Gustav Klimt’s The Kiss, 1907-1908
Love, intimacy, passion – Gustav Klimt’s iconic masterpiece The Kiss seems to embody these universal themes. But look closer, and the picture becomes more complicated. Is this a romantic embrace, an erotic encounter, or something else entirely?
Completed between 1907-1908, the painting shows a couple locked in an embrace, the man bending over to press a kiss to the woman’s cheek as she kneels before him. Their bodies are entwined, yet their faces are obscured – his turning away from the viewer, hers upturned but eyes firmly shut. Already, Klimt introduces a note of ambiguity.
The gold-leafed, highly-stylized rectangular patterns adorning the man’s robe have been read as symbols of masculine virility. By contrast, the woman is wrapped in softer, rounded floral forms, suggesting femininity and perhaps fecundity. The phallic connotations of the couple’s triangular form are hard to ignore. Is Klimt hinting at a sexual union?
And yet, the Kiss – for all its sensuality – stops short of explicit eroticism. The figures appear almost chaste, their faces and hands the only flesh on display. Is this tender affection rather than carnal passion? Klimt was known for his frank depictions of sexuality, but here he is more restrained, even reverential.
The identities of the models provide another clue. Many believe the painting depicts Klimt and his long-time companion Emilie Flöge. Yet theirs was an unconventional relationship, more intellectual than physical. Is the woman’s face turned away in rejection of the man’s advance? A sign that love – like the couple’s precarious cliffside perch – is uncertain and fraught with danger?
Others see mythological parallels, particularly to Apollo and Daphne. Is the woman’s legs, seemingly merged with the flora, a sign of her metamorphosing into a laurel tree to escape the man’s grasp? Klimt leaves the narrative tantalizingly open to interpretation.

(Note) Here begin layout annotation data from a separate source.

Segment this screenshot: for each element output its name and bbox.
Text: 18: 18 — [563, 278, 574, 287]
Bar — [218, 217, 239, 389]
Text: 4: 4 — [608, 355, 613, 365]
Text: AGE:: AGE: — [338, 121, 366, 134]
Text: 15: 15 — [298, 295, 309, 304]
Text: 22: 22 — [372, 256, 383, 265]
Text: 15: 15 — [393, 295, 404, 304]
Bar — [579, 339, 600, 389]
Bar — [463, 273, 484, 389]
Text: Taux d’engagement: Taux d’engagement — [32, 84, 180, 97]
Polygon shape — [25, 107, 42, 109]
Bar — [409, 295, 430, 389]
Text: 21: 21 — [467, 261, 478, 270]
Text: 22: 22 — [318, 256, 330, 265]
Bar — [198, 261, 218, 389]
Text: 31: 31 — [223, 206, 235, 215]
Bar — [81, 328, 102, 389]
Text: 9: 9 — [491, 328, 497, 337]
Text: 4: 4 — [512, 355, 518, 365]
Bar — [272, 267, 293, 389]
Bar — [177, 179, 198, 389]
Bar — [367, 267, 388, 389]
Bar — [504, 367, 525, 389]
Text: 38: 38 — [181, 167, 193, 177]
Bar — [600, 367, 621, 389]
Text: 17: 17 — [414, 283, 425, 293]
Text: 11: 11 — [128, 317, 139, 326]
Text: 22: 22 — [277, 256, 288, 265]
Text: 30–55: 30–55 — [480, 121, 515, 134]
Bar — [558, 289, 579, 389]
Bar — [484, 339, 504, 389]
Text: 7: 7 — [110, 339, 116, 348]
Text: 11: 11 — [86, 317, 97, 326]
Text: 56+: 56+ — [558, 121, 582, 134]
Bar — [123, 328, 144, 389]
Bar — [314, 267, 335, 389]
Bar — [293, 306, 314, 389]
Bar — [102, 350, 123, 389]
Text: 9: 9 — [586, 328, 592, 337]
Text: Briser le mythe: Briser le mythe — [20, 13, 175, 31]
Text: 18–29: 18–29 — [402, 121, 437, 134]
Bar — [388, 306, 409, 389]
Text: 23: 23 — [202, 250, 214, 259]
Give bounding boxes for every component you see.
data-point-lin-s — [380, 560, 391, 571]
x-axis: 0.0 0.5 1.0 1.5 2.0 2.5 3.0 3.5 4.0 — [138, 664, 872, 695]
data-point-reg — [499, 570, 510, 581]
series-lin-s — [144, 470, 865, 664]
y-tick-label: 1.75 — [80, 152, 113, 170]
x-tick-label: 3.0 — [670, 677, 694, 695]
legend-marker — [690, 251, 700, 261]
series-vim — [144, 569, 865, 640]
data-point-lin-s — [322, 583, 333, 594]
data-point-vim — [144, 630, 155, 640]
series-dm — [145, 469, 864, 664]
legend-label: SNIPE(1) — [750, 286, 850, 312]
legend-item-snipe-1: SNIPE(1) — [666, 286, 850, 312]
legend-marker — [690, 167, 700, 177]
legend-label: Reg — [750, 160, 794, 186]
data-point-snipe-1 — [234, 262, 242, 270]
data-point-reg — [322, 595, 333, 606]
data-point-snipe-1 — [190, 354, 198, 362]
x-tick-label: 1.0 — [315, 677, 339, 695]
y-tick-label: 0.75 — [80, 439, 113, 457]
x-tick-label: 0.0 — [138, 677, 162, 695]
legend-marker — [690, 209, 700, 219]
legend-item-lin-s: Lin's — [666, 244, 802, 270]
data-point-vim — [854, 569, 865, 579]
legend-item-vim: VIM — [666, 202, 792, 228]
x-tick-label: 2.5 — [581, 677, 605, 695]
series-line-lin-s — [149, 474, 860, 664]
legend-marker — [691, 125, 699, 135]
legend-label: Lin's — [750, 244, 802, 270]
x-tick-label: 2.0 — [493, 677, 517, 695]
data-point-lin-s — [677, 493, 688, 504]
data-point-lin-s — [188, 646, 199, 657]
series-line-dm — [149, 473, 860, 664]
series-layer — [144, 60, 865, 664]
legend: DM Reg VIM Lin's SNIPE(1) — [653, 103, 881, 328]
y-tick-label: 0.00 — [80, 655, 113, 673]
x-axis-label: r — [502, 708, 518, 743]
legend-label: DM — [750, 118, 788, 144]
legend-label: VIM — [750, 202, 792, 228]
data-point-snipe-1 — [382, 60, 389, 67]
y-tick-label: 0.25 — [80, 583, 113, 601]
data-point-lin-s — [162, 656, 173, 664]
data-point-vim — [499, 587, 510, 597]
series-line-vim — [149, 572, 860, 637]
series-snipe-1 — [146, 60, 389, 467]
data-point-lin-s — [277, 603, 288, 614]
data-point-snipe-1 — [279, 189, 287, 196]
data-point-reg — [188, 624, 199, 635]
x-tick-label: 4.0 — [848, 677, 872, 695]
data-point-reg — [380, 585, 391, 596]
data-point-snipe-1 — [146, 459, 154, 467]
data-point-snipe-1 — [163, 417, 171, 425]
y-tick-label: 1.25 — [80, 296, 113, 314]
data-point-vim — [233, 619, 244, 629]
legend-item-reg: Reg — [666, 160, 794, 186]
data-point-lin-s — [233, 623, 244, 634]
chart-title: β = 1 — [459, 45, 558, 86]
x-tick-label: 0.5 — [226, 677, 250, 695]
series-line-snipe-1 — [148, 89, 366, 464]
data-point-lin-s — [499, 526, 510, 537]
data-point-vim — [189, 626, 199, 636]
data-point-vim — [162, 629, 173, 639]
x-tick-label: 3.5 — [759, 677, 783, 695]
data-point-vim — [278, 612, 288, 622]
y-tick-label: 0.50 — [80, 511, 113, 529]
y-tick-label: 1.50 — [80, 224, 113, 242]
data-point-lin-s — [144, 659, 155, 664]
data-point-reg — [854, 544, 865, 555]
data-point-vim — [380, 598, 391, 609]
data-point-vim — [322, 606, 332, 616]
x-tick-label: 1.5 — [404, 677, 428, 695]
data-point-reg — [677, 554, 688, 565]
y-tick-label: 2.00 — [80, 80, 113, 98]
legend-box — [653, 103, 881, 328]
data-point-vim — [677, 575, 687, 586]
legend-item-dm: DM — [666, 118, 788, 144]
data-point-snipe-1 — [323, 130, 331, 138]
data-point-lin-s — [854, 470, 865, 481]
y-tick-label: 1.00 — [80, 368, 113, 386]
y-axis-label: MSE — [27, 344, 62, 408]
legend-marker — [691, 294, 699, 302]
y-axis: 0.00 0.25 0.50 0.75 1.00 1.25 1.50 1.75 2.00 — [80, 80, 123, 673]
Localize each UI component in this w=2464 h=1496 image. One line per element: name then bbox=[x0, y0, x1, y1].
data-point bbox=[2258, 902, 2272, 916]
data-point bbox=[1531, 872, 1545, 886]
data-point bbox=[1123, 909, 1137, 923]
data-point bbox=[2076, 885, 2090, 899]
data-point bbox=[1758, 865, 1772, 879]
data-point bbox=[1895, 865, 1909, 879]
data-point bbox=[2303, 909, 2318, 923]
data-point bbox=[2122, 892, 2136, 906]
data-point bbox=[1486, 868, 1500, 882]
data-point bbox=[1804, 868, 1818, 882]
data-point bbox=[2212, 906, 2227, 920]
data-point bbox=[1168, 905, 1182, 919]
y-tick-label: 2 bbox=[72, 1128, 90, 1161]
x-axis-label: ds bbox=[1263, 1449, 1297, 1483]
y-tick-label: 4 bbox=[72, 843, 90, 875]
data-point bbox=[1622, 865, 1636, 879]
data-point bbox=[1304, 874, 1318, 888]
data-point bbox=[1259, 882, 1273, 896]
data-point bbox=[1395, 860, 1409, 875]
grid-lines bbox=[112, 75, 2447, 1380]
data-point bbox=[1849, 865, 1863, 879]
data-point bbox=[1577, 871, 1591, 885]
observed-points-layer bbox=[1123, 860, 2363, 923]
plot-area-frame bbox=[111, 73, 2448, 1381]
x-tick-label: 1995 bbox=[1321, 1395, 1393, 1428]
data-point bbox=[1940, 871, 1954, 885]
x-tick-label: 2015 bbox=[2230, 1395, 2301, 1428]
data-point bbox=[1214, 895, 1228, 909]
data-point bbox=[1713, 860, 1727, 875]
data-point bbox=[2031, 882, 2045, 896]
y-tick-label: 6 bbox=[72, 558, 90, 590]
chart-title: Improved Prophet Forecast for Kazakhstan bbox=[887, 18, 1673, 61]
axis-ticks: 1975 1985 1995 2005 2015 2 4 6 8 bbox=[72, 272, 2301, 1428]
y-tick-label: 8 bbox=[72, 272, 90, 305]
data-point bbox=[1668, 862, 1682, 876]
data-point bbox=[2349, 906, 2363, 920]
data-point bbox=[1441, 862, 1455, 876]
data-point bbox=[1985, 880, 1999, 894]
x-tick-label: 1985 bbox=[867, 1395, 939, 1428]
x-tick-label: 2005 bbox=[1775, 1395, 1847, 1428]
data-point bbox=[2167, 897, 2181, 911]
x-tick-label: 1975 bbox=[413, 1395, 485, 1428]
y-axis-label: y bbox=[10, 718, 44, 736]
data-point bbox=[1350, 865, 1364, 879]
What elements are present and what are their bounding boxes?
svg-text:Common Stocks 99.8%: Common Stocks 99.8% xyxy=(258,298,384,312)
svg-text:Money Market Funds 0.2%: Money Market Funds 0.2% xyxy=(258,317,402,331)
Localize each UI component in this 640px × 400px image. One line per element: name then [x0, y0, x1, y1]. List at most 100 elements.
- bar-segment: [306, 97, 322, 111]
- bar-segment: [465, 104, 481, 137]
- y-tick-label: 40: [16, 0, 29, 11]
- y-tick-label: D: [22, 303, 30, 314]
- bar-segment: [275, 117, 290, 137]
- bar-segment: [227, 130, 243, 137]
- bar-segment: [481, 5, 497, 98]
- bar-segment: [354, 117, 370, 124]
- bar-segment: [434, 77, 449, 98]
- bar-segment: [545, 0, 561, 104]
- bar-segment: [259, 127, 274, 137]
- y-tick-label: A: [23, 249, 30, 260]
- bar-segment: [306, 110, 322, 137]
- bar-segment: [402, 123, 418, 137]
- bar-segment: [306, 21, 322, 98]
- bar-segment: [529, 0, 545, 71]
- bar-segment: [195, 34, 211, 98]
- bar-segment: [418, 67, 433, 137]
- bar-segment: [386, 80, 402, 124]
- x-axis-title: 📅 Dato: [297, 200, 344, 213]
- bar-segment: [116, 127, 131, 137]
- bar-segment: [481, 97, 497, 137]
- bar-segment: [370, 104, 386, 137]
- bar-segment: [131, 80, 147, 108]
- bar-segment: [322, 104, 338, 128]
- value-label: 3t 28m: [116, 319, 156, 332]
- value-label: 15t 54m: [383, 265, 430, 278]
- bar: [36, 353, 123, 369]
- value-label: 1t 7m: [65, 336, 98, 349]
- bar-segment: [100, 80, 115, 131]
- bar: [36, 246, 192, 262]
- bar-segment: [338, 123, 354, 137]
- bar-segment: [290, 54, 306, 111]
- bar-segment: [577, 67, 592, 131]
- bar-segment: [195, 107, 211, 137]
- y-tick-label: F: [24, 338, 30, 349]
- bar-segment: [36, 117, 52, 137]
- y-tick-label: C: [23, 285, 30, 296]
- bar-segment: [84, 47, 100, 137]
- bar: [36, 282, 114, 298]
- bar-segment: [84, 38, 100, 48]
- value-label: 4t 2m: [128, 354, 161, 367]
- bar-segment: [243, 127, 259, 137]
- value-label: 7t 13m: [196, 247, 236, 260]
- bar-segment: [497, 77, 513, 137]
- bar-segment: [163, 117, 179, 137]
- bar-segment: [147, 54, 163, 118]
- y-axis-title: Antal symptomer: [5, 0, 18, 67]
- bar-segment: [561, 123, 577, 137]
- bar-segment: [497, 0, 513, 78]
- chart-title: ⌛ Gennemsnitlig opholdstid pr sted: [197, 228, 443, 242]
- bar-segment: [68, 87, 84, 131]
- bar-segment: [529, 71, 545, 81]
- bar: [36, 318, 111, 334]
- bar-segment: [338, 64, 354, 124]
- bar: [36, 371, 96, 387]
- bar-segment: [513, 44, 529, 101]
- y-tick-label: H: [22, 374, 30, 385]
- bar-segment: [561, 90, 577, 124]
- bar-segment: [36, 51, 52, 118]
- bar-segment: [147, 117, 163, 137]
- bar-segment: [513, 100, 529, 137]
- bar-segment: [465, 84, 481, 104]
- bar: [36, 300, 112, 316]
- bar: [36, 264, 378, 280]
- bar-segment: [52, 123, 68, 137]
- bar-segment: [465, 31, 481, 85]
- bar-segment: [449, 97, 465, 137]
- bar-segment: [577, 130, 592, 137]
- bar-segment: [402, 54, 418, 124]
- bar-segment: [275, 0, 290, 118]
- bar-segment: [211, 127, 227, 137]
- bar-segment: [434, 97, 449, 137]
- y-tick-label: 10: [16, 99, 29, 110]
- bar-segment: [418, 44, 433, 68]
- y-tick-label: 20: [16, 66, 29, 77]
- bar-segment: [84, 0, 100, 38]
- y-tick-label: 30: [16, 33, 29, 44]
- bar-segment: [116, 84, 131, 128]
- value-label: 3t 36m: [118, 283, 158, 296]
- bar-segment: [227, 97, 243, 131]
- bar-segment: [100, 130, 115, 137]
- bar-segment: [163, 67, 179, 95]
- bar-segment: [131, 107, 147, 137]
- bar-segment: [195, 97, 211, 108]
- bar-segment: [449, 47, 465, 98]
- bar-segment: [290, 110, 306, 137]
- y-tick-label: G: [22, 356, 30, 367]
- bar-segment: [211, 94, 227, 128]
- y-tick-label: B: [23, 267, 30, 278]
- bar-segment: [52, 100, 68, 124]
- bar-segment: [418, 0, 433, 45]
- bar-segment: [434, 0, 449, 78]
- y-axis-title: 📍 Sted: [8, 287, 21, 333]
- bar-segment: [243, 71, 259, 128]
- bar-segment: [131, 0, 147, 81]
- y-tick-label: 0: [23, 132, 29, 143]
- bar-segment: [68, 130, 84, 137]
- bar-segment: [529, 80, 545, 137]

In the end, perhaps the kiss itself is a red herring. For all its romantic golden grandeur, the painting’s true subject may be the impossibility of uniting two separate beings as one. Like the flat patterning that subsumes the figures, erasing their individuality, Klimt suggests the futility of seeking spiritual communion in the physical realm.
Love, The Kiss tells us, is a beautiful dream, but only a dream. We are ultimately alone together, separated by the patterns that make us who we are. In this light, the painting becomes a melancholy meditation on the human condition, a shimmering monument to loves imagined but never truly attained.